Grace Chingoma Senior Sports Reporter
SOME suppliers attempted to fleece the Government, through inflated prices for the installation of bucket seats at the National Sports Stadium, leading to the cancellation of the exercise.
This is one of the reasons the process is yet to be completed.
It has led to the latest decision, by the Confederation of African Football, to ban the National Sports Stadium, from hosting international matches.
The ban will come into effect next month, after the Warriors complete their home 2022 World Cup qualifiers, against Ethiopia.
Youth, Sport, Arts and Recreation Minister, Kirsty Coventry, intervened and cancelled the original tender, for the installation of the bucket seats, after noting some anomalies, regarding the pricing of the materials.
Coventry told The Herald some of the bids were three to four times higher than their estimates.
The Government ended up cancelling the tender, and restarted the process which resulted in the country missing some of the CAF timelines.
Earlier this week, CAF announced they had banned the country’s biggest sports facility from hosting international matches, until it has been upgraded, to the required standards.
But, Coventry, speaking on the sidelines of a handball national team kit presentation ceremony at the Swiss ambassador’s residence in Harare, explained the challenges the Government has faced.
“We are obviously quite disappointed but, at the end of the day, procedures need to be followed correctly,’’ she said.
‘’When the tender process started, we had done some investigations into how much the seats and some of the things, would cost.
“Unfortunately, when the bids came in, they were three to four times the amount which, for me, was a red flag, and shows different forms of corruption.
“The bids that were given to us were ridiculous prices, prices that were unaffordable for the Government to even try to justify.
“The tender was cancelled and we were given permission to do a direct procurement, which is what we are doing.’’
There has been considerable progress made, with the sprucing up of the playing field, which now has a lush green surface.
The changing rooms and the ablution facilities have also received a makeover to add to the other internal refurbishments, at the giant stadium.
But CAF wants the giant stadium fitted with bucket seats, electronic turnstiles, and the setting up of the Venue Operations Centre, for safety and security, purposes.
Coventry said she advised ZIFA of the developments, hoping that they would appraise CAF, of the challenges, which they faced.
“This was explained directly from myself to ZIFA, and I had hoped that they would pass on those comments to CAF,’’ she said.
“I am not sure if that was done.
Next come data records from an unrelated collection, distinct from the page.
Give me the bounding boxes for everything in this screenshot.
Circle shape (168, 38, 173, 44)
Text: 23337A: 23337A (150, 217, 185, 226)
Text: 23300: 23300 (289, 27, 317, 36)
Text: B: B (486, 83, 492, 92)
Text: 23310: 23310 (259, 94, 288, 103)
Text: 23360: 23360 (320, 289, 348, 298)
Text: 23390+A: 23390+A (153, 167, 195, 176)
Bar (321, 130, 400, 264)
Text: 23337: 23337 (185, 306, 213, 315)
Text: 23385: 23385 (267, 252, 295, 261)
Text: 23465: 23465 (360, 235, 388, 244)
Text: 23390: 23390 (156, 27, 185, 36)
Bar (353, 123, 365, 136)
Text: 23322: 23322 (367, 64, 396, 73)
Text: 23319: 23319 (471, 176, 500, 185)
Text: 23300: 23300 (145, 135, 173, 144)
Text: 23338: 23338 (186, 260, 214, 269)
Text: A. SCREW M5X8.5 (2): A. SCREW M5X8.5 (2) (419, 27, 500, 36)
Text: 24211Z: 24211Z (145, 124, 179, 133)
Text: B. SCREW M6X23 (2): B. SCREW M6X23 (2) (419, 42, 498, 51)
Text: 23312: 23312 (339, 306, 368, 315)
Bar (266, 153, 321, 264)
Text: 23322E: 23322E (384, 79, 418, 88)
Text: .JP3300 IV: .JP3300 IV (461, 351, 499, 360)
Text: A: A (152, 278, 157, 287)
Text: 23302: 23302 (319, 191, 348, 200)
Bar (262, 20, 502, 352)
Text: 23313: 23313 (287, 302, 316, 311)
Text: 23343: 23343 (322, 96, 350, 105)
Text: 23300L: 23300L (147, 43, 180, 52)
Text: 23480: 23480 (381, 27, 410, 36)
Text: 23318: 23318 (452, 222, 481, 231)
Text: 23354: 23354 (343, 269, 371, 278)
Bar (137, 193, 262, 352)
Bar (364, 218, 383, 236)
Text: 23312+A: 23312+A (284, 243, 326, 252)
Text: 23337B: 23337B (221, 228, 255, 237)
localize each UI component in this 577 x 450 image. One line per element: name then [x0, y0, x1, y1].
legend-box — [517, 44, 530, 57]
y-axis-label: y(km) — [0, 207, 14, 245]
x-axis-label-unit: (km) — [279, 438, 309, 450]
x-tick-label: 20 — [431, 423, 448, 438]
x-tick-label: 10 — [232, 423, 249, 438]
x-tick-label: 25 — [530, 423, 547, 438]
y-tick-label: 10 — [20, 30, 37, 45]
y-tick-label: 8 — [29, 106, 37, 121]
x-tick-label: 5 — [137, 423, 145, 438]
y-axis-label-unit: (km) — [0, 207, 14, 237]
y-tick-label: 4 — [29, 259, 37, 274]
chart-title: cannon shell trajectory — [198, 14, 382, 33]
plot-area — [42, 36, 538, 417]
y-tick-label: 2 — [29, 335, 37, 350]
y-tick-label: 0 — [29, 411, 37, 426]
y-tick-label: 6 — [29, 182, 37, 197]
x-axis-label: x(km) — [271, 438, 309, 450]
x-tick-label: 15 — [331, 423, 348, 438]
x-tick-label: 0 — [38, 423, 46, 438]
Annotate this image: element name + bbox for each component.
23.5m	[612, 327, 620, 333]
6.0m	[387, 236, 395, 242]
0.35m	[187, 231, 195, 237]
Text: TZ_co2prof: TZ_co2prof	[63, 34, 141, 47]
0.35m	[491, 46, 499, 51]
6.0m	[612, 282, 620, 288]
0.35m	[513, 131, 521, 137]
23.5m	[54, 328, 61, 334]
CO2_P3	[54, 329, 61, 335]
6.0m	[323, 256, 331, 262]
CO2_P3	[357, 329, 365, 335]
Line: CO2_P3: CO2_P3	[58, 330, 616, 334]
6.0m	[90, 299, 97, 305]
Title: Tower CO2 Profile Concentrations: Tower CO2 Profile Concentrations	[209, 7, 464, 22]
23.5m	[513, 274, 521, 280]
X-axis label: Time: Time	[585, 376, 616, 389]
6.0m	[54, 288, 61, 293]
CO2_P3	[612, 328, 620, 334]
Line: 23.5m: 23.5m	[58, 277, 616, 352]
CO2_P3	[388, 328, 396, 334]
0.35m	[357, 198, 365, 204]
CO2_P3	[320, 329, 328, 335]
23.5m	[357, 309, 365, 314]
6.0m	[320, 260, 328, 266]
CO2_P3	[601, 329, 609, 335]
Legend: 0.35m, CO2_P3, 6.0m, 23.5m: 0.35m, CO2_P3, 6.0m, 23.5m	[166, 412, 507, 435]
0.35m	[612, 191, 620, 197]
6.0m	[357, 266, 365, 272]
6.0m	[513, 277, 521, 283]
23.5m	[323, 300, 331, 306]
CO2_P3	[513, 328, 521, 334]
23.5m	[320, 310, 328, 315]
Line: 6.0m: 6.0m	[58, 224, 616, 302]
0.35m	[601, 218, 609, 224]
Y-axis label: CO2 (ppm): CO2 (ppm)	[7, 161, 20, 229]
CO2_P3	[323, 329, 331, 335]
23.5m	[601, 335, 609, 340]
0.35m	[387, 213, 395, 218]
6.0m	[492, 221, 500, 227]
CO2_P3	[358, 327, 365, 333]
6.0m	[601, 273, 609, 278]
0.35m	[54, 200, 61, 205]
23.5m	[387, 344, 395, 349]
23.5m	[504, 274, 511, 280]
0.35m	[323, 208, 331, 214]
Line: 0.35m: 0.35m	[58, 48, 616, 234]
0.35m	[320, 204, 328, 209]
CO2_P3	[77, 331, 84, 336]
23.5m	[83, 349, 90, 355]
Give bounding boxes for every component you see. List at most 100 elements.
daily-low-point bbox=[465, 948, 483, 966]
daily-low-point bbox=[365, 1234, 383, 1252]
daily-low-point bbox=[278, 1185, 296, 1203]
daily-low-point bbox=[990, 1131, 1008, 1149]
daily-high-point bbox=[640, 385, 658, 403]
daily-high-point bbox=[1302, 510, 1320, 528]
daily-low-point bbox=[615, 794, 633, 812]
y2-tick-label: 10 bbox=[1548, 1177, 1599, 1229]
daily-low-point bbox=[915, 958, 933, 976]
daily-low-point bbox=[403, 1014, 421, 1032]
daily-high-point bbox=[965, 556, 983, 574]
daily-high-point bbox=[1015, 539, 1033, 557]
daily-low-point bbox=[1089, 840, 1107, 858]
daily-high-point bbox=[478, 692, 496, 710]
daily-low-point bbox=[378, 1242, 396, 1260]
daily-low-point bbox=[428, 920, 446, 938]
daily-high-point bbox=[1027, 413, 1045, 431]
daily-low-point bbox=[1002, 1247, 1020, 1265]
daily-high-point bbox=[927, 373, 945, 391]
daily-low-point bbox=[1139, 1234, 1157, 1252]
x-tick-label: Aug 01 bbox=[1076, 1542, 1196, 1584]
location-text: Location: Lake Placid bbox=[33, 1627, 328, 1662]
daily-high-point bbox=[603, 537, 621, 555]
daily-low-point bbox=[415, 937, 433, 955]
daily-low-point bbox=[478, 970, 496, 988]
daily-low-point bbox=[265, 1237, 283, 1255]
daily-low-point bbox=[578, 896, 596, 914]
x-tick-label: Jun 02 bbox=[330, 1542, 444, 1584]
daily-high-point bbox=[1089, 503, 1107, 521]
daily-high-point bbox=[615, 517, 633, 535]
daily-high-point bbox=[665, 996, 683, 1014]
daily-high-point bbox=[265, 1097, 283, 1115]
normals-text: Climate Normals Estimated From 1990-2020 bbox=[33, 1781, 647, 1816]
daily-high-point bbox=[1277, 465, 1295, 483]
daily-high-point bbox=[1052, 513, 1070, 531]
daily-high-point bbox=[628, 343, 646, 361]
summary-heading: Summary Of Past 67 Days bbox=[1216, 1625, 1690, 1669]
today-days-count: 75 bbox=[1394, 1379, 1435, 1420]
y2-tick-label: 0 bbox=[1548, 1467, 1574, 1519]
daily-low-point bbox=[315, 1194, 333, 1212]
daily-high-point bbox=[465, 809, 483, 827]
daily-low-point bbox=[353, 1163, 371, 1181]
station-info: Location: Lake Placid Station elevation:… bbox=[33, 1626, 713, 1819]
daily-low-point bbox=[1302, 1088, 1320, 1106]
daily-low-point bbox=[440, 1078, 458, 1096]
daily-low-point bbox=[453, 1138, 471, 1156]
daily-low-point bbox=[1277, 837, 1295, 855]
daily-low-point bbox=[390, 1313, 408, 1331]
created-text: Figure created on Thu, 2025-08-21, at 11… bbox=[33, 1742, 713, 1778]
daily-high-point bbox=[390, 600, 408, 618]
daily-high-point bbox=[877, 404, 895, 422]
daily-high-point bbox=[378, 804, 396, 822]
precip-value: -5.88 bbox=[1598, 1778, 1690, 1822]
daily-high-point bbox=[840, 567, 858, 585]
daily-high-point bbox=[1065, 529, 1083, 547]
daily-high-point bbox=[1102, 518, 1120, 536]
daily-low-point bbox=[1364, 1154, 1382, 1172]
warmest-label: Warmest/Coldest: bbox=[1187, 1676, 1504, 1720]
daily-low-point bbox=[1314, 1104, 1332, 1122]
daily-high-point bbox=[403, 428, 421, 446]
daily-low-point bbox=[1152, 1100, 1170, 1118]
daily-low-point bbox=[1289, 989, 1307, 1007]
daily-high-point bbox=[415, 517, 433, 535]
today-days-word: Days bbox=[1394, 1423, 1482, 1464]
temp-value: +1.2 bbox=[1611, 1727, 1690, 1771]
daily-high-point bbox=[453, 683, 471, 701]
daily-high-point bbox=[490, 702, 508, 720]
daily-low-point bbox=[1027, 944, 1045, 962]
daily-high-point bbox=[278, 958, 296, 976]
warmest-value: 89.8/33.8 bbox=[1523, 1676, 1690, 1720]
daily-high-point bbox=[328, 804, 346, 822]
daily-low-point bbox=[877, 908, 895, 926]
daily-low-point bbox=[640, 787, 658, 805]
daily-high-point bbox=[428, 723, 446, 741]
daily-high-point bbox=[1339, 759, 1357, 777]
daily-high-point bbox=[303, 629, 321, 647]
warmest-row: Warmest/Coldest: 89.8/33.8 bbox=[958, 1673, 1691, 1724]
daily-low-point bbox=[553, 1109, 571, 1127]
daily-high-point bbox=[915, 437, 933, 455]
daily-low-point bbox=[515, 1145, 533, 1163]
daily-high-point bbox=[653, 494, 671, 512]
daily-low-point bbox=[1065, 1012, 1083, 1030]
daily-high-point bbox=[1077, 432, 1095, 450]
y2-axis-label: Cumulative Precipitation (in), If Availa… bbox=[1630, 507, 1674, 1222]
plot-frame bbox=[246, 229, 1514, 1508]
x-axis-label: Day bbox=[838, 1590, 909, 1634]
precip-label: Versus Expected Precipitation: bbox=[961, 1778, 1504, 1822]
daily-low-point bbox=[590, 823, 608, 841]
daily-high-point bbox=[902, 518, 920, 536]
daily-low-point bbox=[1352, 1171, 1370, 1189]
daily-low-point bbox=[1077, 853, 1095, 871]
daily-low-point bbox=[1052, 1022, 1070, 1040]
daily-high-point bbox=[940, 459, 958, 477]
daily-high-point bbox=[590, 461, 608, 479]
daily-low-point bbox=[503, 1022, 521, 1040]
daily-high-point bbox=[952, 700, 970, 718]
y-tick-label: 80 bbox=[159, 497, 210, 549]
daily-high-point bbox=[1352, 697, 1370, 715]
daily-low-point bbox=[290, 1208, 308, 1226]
It is disappointing to see that CAF hasn’t understood the reason why the bucket seats aren’t in the stadium.
“But, that’s not for me to judge, it is what it is.”
Coventry also explained the process was going on very well, with some noticeable progress, on the procurement exercise.
“The Government is going ahead with the direct procurement, and that process is going on very, very well, and I hope that we will be able to see, and give you some more information, in the next two weeks, in terms of when we will expect seats to be installed,” she said.
“We have the timelines, which I am not going to be sharing with you right now until they are confirmed.
‘’Everything is on track, obviously, there was the sideline because of these ridiculous bids that came in, which has made us re-evaluate how things are being done. “And, it’s because of that re-analysing of the situation, that we had to start from scratch, again.
“But, again, as I said from the beginning, for me, I want things done correctly, and I will not have any form of corruption under my Ministry at any point, that can be spoken about, during my term.”
The Warriors, who played a World Cup qualifier against Ghana at the giant stadium a week ago, were granted a reprieve, to complete their 2022 World Cup campaign, on home soil.
They are scheduled to play Ethiopia, in their final game of the campaign early next month, just days after returning from the penultimate round fixture, in South Africa.
The National Sports Stadium has been under the CAF spotlight for the last two years.
It was initially banned in February last year, after it failed to pass, a series of assessments.
In May this year, CAF banned a number of stadia in seven African countries, including Mali, Senegal, Liberia, Central Africa, Namibia, Malawi, and Burkina Faso.
Other countries, like Senegal, were then given a reprieve.
Zimbabwe enjoyed the privilege to play their international matches on home soil, on condition outstanding issues were being addressed, to bring the giant stadium, to the required standards.